April 23, 2009 | Scripps Howard News Services
Khalid Sheikh Mohammed was the mastermind behind the terrorist atrocities of Sept. 11, 2001. If U.S. intelligence operatives had spotted him in a remote area of Pakistan and killed him with a Predator missile, most people would have said: “That’s justice.”
Instead, of course, KSM was captured in an urban area of Pakistan by U.S. intelligence operatives who then interrogated him — including through use of the technique known as waterboarding — thereby leaving him alive and eliciting from him information about other terrorist plots in which innocent Americans had been targeted. Why are so many people insisting that’s an injustice, a scandal, and a crime for which intelligence operatives and former government officials ought to be prosecuted?
During a time of asymmetrical war, such questions deserve serious debate. But the current administration doesn’t appear to have the patience, and most of those in the mainstream media don’t seem to have the interest.
President Obama ordered a review of “enhanced interrogation techniques” (EITs) to determine which he would — and would not — authorize. Presumably, he’d want to know which techniques are (A) effective, and (B) not so brutal as to rise to the level of torture. But the president’s decision to release — against the advice of his CIA director and four former CIA directors — top secret Justice Department memos on the interrogation program have rendered that study moot.
On the same day those memos were released, Obama’s national intelligence director, Adm. Dennis Blair, told colleagues in a private memo that the now-banned EITs did indeed “produce significant information that helped the nation in its struggle with terrorists.”
Over the weekend, the Washington Post ran a front-page piece on “ethicists” alleging that psychologists and physicians who supervised CIA interrogations “broke the law and shame the bedrock ethical traditions of medicine and psychology.”

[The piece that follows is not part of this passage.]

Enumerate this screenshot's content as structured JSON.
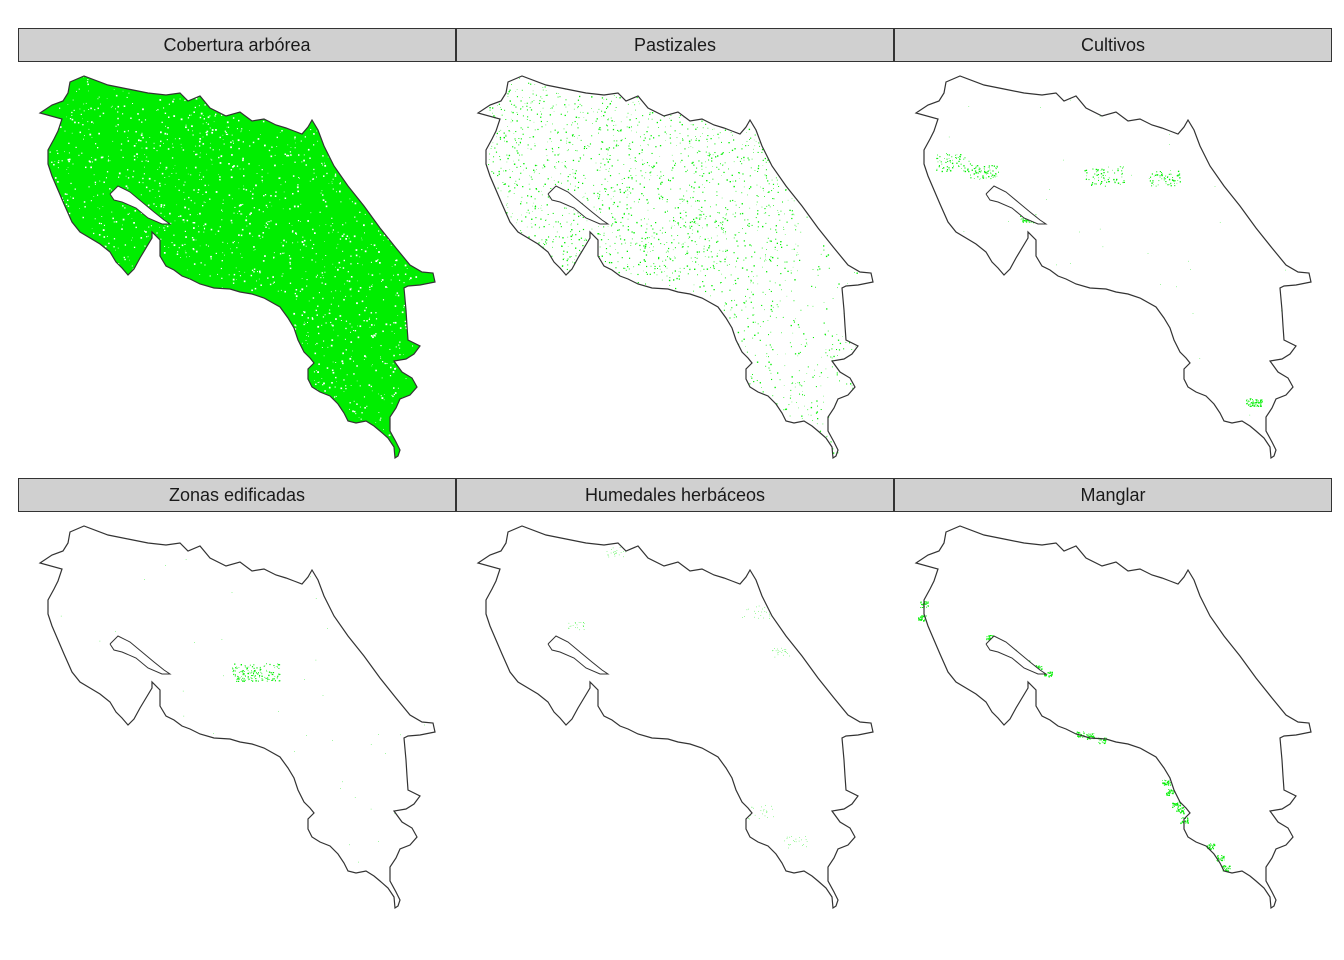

Left unexamined was the likelihood that these health professionals — who had been tasked with ensuring that interrogations did not cross reasonable legal, medical, and ethical boundaries– judged that the interrogations did not reach the point that they would “shock the conscience” which, as former CIA director Michael Hayden told Fox News’s Chris Wallace, is the “American standard” for torture. Hayden added: “You have to know the totality of circumstances in which something takes place before you can judge whether or not it shocks the conscience.”
Among the released memos is one from then-assistant attorney general Jay Bybee emphasizing that waterboarding “will be stopped if deemed medically necessary to prevent severe mental or physical harm.” Another memo makes clear that supervising physicians were empowered to stop interrogations “if in their professional judgment the detainee may suffer severe physical or mental pain or suffering.” What’s severe? Again, circumstances matter and judgments may differ. Attempting to criminalize such differences is appallingly unethical — not least when done by people who call themselves “ethicists.”

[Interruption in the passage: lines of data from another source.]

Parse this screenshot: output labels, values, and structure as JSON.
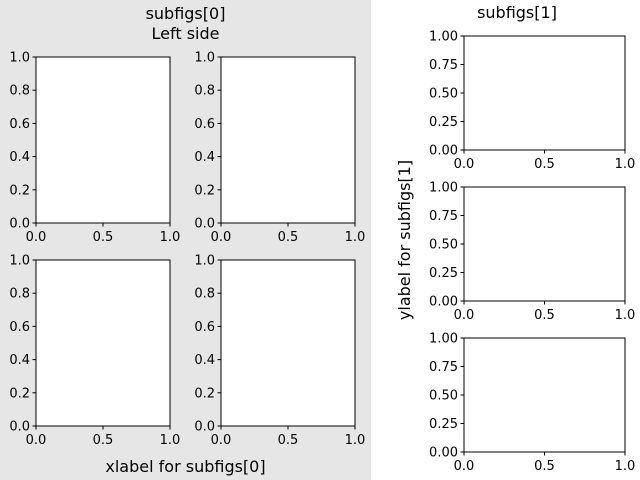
{
  "figure": {
    "left_panel": {
      "title_line1": "subfigs[0]",
      "title_line2": "Left side",
      "xlabel": "xlabel for subfigs[0]",
      "background": "#e6e6e6"
    },
    "right_panel": {
      "title": "subfigs[1]",
      "ylabel": "ylabel for subfigs[1]",
      "background": "#ffffff"
    }
  },
  "chart_data": [
    {
      "type": "line",
      "panel": "subfigs[0]",
      "xlim": [
        0,
        1
      ],
      "ylim": [
        0,
        1
      ],
      "xticks": [
        "0.0",
        "0.5",
        "1.0"
      ],
      "yticks": [
        "0.0",
        "0.2",
        "0.4",
        "0.6",
        "0.8",
        "1.0"
      ],
      "series": [],
      "grid": false
    },
    {
      "type": "line",
      "panel": "subfigs[0]",
      "xlim": [
        0,
        1
      ],
      "ylim": [
        0,
        1
      ],
      "xticks": [
        "0.0",
        "0.5",
        "1.0"
      ],
      "yticks": [
        "0.0",
        "0.2",
        "0.4",
        "0.6",
        "0.8",
        "1.0"
      ],
      "series": [],
      "grid": false
    },
    {
      "type": "line",
      "panel": "subfigs[0]",
      "xlim": [
        0,
        1
      ],
      "ylim": [
        0,
        1
      ],
      "xticks": [
        "0.0",
        "0.5",
        "1.0"
      ],
      "yticks": [
        "0.0",
        "0.2",
        "0.4",
        "0.6",
        "0.8",
        "1.0"
      ],
      "series": [],
      "grid": false
    },
    {
      "type": "line",
      "panel": "subfigs[0]",
      "xlim": [
        0,
        1
      ],
      "ylim": [
        0,
        1
      ],
      "xticks": [
        "0.0",
        "0.5",
        "1.0"
      ],
      "yticks": [
        "0.0",
        "0.2",
        "0.4",
        "0.6",
        "0.8",
        "1.0"
      ],
      "series": [],
      "grid": false
    },
    {
      "type": "line",
      "panel": "subfigs[1]",
      "xlim": [
        0,
        1
      ],
      "ylim": [
        0,
        1
      ],
      "xticks": [
        "0.0",
        "0.5",
        "1.0"
      ],
      "yticks": [
        "0.00",
        "0.25",
        "0.50",
        "0.75",
        "1.00"
      ],
      "series": [],
      "grid": false
    },
    {
      "type": "line",
      "panel": "subfigs[1]",
      "xlim": [
        0,
        1
      ],
      "ylim": [
        0,
        1
      ],
      "xticks": [
        "0.0",
        "0.5",
        "1.0"
      ],
      "yticks": [
        "0.00",
        "0.25",
        "0.50",
        "0.75",
        "1.00"
      ],
      "series": [],
      "grid": false
    },
    {
      "type": "line",
      "panel": "subfigs[1]",
      "xlim": [
        0,
        1
      ],
      "ylim": [
        0,
        1
      ],
      "xticks": [
        "0.0",
        "0.5",
        "1.0"
      ],
      "yticks": [
        "0.00",
        "0.25",
        "0.50",
        "0.75",
        "1.00"
      ],
      "series": [],
      "grid": false
    }
  ]
}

Former Justice Department attorney David Rivkin has pointed out that the EITs described in the memos had been adapted from a U.S. military training program “used for years on thousands of American service members with the full knowledge of Congress.” That meant also that there was a large body of information on which to draw regarding both the effectiveness and the physical/psychological impact of the techniques.
What’s more, extraordinary measures were taken to protect even the vilest subjects. Al-Qaeda terrorist Abu Zubaydah was slammed against only a flexible wall, with cushioning around his neck to prevent neck injury. In the end, he provided the intelligence used to capture KSM who in turn “yielded critical information” — according to one of the released memos — that helped foil additional terrorist plots including a “Second Wave” with Los Angeles as the target.
Terrorists are not criminal defendants with a “right to remain silent.” They are not prisoners of war obligated only to recite only name, rank, and serial number. They are “not, in fact, people entitled to the protection of the Geneva Convention.” Those are the words of Eric Holder, Obama’s attorney general (on CNN, January 2002) who added that had Mohamed Atta “survived the attack on the World Trade Center, would we now be calling him a prisoner of war? I think not. Should Zacarias Moussaoui be called a prisoner of war? Again, I think not.”
Reasonable people ought to be able to reach consensus on a few key points: Harsh interrogation methods should be used only as a last resort. They should never be used for revenge, punishment, or to force confessions. There should be no torture — no hot pokers through the eyes, no pulling fingernails out with pliers. But a few nights of sleep deprivation? A few weeks of boredom? Scaring with caterpillars? Such techniques inflict “stress and duress,” but they hardly “shock the conscience” — especially when weighed against what ought to be the much more shocking prospect of letting hundreds, perhaps thousands, of innocent men, women, and children be slaughtered.
By all means, let’s have a decent respect for the opinions of others. But let’s not sacrifice a single American life to score public-relations points in the cafés of Europe. Nor should we delude ourselves into believing that kinder, gentler American interrogations will prevent otherwise peace-loving Muslims from signing up to suicide-bomb kindergartens and saw off the heads of captured infidels.
We should fight this war in as civilized a manner as possible — understanding that this is a war against an enemy who is utterly ruthless and unscrupulous and who should not be permitted to prevail anytime, anywhere.